Singapore has announced it is making a push to promote the adoption of electric vehicles (EV) beginning from next year, as it makes the move towards phasing out the sale of internal combustion engine (ICE) vehicles by 2040.
New measures to make EVs a more attractive proposition were announced by the country’s deputy prime minister Heng Swee Keat in his Budget speech earlier today. This includes expanding the EV charging infrastructure in the republic from 1,600 points presently to 28,000 island-wise by 2030. It will also include an early-adoption incentive scheme for EVs, which will be in place from 2021 to 2023.
“We are placing a significant bet on EVs, and leaning policy in that direction because it is the most promising technology. Our vision is to phase out ICE vehicles and have all vehicles run on cleaner energy by 2040,” he said.
The country already has a Vehicular Emissions Scheme (VES) in place. Introduced in 2018 and valid till December 31 this year, this provides an upfront rebate of up to S$20,000 (RM59,700) for the cleanest, low-emission vehicles. This is set to be replaced with the introduction of an EV early adoption incentive scheme, which will see a rebate of 45% off the vehicle’s additional registration fee (ARF), capped at an identical S$20,000 (RM59,700).
According to the country’s Land Transport Authority (LTA), the new scheme – whjch is expected to cost the government an estimated S$71 million over the next three years – will lower the upfront cost of an electric car by an average of 11% and narrow the upfront cost gap between electric and ICE cars.
UPDATE: Earlier, Singaporean publication Today reported that the early adoption incentive would provide further rebates on top of that offered by the VES, but this is not the case, based on the information offered by the LTA. There is also no mention that the VES will be extended, and the story has been updated accordingly.
A Commercial Vehicle Emissions Scheme for light goods vehicles, similar to VES – which is applicable for cars and taxis – will also be introduced, with details of that plan expected to be announced in the next few weeks.
The government is also set to revise the method of calculating road tax for EVs. which is tiered by power rating, from January 2021. According to the LTA, this will lead to an across-the-board reduction in this variable component of road tax for EVs and some hybrids.
However, a lump-sum tax will be imposed For EVs to offset the loss of fuel excise duties, which yields the government a significant revenue of around S$1 billion a year. This additional tax will be phased in over three years, beginning next January at a rate of S$200 (RM597), then S$400 (RM1,193) in 2022 and S$700 (RM2,088) from 2023 onwards.

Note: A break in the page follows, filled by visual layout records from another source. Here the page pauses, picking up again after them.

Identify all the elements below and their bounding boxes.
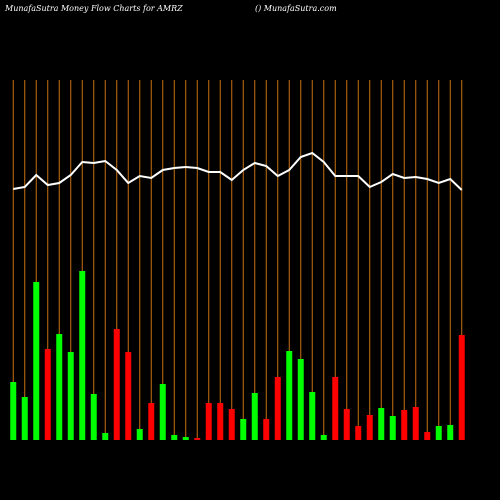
bar (274, 377, 281, 440)
bar (148, 403, 155, 440)
bar (297, 359, 304, 440)
bar (458, 335, 465, 440)
bar (217, 403, 224, 440)
bar (205, 403, 212, 440)
bar (44, 349, 51, 440)
bar (136, 429, 143, 440)
bar (125, 352, 132, 440)
bar (424, 432, 431, 440)
bar (263, 419, 270, 440)
bar (194, 438, 201, 440)
money-flow-line (13, 151, 463, 191)
bar (56, 334, 63, 440)
bar (435, 426, 442, 440)
bar (447, 425, 454, 440)
bar (10, 382, 17, 440)
bar (113, 329, 120, 440)
bar (159, 384, 166, 440)
bar (182, 437, 189, 440)
bar (90, 394, 97, 440)
bar (389, 416, 396, 440)
bar (355, 426, 362, 440)
bar (378, 408, 385, 440)
bar (240, 419, 247, 440)
bar (343, 409, 350, 440)
bar (21, 397, 28, 440)
bar (309, 392, 316, 440)
bar (228, 409, 235, 440)
bar (171, 435, 178, 440)
bar (286, 351, 293, 440)
bar (332, 377, 339, 440)
bar (79, 271, 86, 440)
bar (320, 435, 327, 440)
chart-title: MunafaSutra Money Flow Charts for AMRZ (4, 4, 183, 13)
chart-subtitle: () MunafaSutra.com (255, 4, 337, 13)
bar (412, 407, 419, 440)
bar (401, 410, 408, 440)
bar (33, 282, 40, 440)
bar (366, 415, 373, 440)
bar (102, 433, 109, 440)
bar (67, 352, 74, 440)
bar (251, 393, 258, 440)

“Ideally, we would like to implement a usage-based tax on EVs as an alternative to fuel excise duties. But the technology to do this properly on EVs is the next generation ERP (electronic road pricing) system, and distance-based charging using ERP is still several years away,” Heng said.
“Total road tax, after the revision in methodology and the new lump-sum tax, will be higher for some EV models. However, EV buyers can expect to enjoy substantial cost savings because of the significant EV early adoption incentive,” he explained. The LTA says that under the revised road tax framework, mass market EVs will incur an annual usage cost which will still be about 9% lower than their ICE equivalents.
Malaysia is set to unveil its National Automotive Policy (NAP) 2020 this Friday, February 21. Will we see a similar line of thought towards electrification in our revised policy?